Autoantibodies are established biomarkers for predicting several autoimmune and inflammatory diseases, and also show great potential as markers to identify patients at risk of developing irAEs. Autoantibodies are types of antibodies that target the body’s own tissues and proteins. For this reason, autoantibodies play an important role in cancer immunity and are part of the armory to fight cancerous cells by immune recognition and destruction.Consequently, autoantibodies show promise for use in cancer patients as circulating, blood-based biomarkers to determine baseline immuno-competence.
In a recent study conducted in conjunction with the German Center for Tumor Diseases (NCT), Protagen confirmed several autoantibodies significant in the prediction of colitis in malignant melanoma patients prior to treatment with CIs. The results found that patients carrying the autoantibody were at increased risk of colitis, and further predictive autoantibodies for CI-mode of action-specific irAEs were also identified.
Another Protagen study, performed in partnership with the US National Cancer Institute (NCI), evaluated autoantibody profiles as candidate biomarkers for CI-based immunotherapies in serum samples from patients with metastatic castration-resistant prostate cancer (mCRPC).In this study higher levels of autoantibodies were found in pre-treatment samples, suggesting patients who developed irAEs possessed a degree of subclinical or unrecognized autoimmunity that was subsequently unleashed by the CI therapy.
Precision diagnostic tools to guide cancer immunotherapy
To better assess the risk of irAEs, more reliably predict therapeutic response and improve the effectiveness of immuno-oncology therapies such as CIs, the development of precision diagnostic tools will be key. Cancer immunotherapy arrays and related tools based on autoantibodies will have an important role to play in analyzing a patient’s immune status or competence and establishing a risk/response profile.
Protagen is well on the way to developing such precision diagnostic tools, having screened more than 4,000 samples across multiple cancer indications from patients receiving cancer immunotherapies, including CIs such as pembrolizumab, nivolumab, avelumab and ipilimumab, as well as therapeutic vaccines and various combination therapies.These analyses are supported by more 25,000 patient samples, including over 10,000 autoimmune disease samples as well as healthy controls, and have been tested by experts from the NCI, NCT, Gustave Roussy, and the UCSF amongst others.
To realize the full potential of cancer immunotherapies, existing challenges around irAEs must be overcome.

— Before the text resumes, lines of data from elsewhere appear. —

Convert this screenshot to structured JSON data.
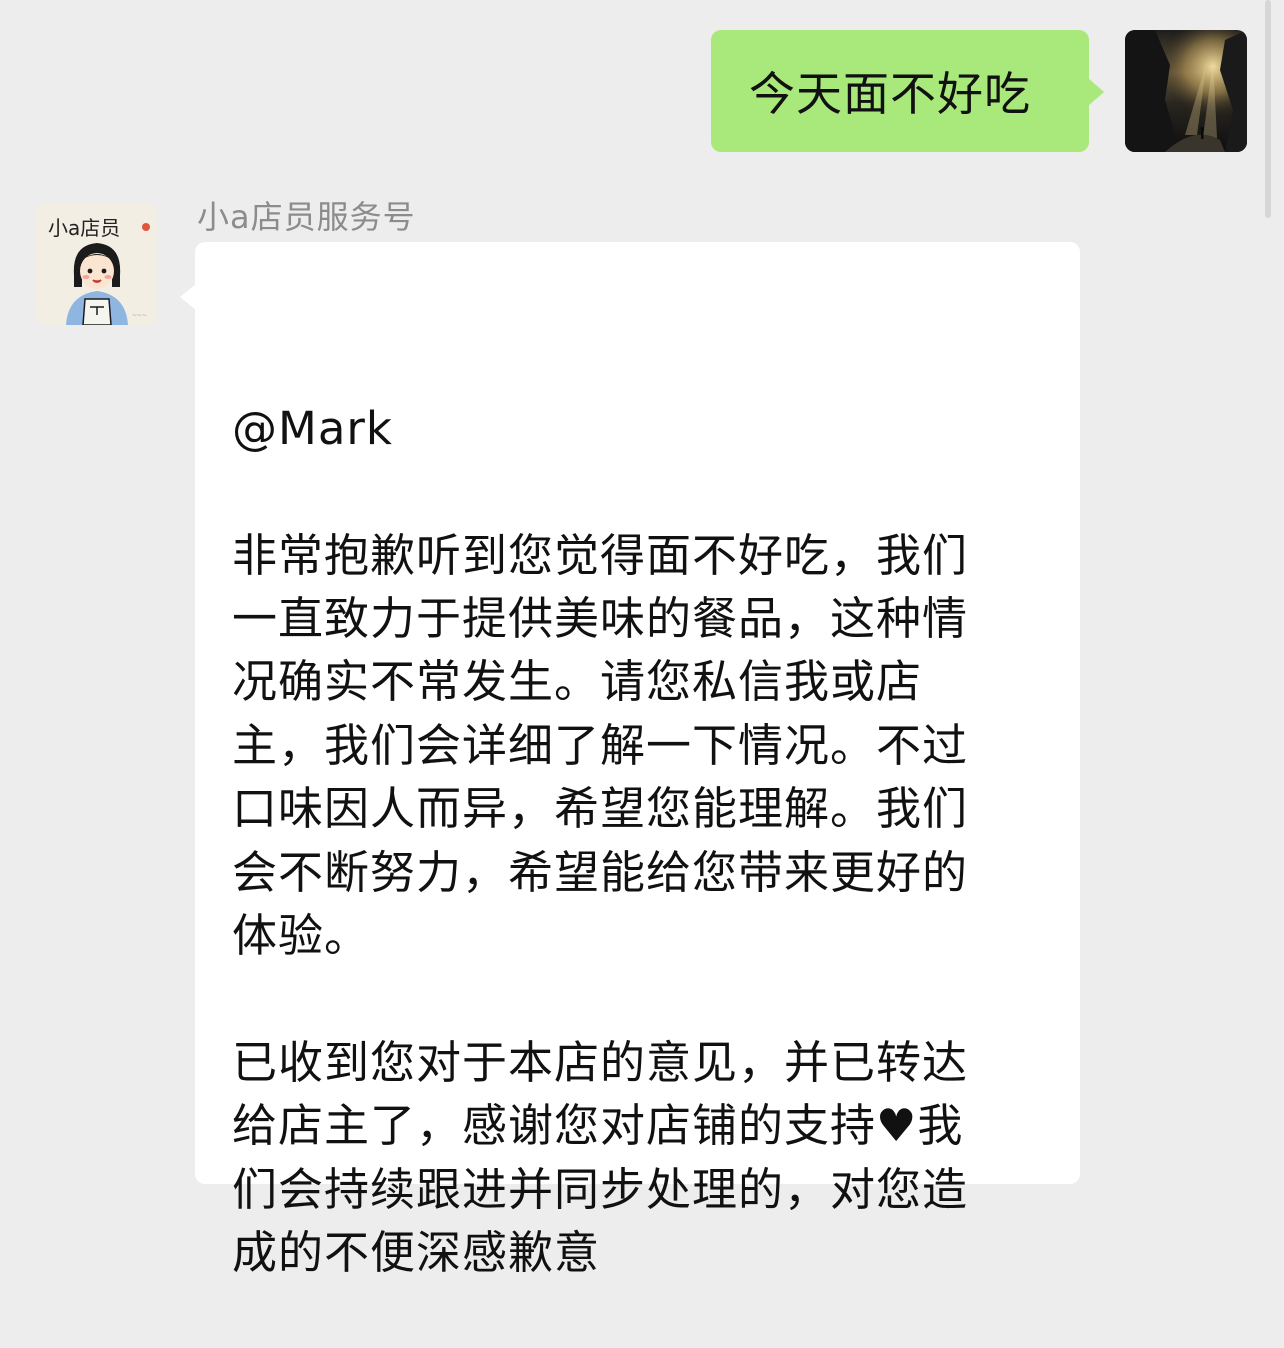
{
  "chat": {
    "outgoing": {
      "text": "今天面不好吃"
    },
    "incoming": {
      "sender": "小a店员服务号",
      "avatar_label": "小a店员",
      "text": "@Mark\n\n非常抱歉听到您觉得面不好吃，我们\n一直致力于提供美味的餐品，这种情\n况确实不常发生。请您私信我或店\n主，我们会详细了解一下情况。不过\n口味因人而异，希望您能理解。我们\n会不断努力，希望能给您带来更好的\n体验。\n\n已收到您对于本店的意见，并已转达\n给店主了，感谢您对店铺的支持♥我\n们会持续跟进并同步处理的，对您造\n成的不便深感歉意"
    }
  },
  "colors": {
    "background": "#ededed",
    "outgoing_bubble": "#a9e87b",
    "incoming_bubble": "#ffffff",
    "sender_name": "#8c8c8c"
  },
  "icons": {
    "my_avatar": "mountain-light-photo-avatar",
    "bot_avatar": "cartoon-clerk-girl-avatar"
  }
}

Autoantibodies show enormous promise as biomarkers to guide immuno-oncology treatments, and their potential is now being recognized by numerous research institutes across the world.Greater use of clinically-informative biomarker arrays to predict irAEs will benefit patients, clinicians, payers and theindustry as a whole by reducing the toxicity and increasing the safety of these promising treatments, bringing us closer to a common goal: safe and effective cancer immuno-therapies that may even cure cancer.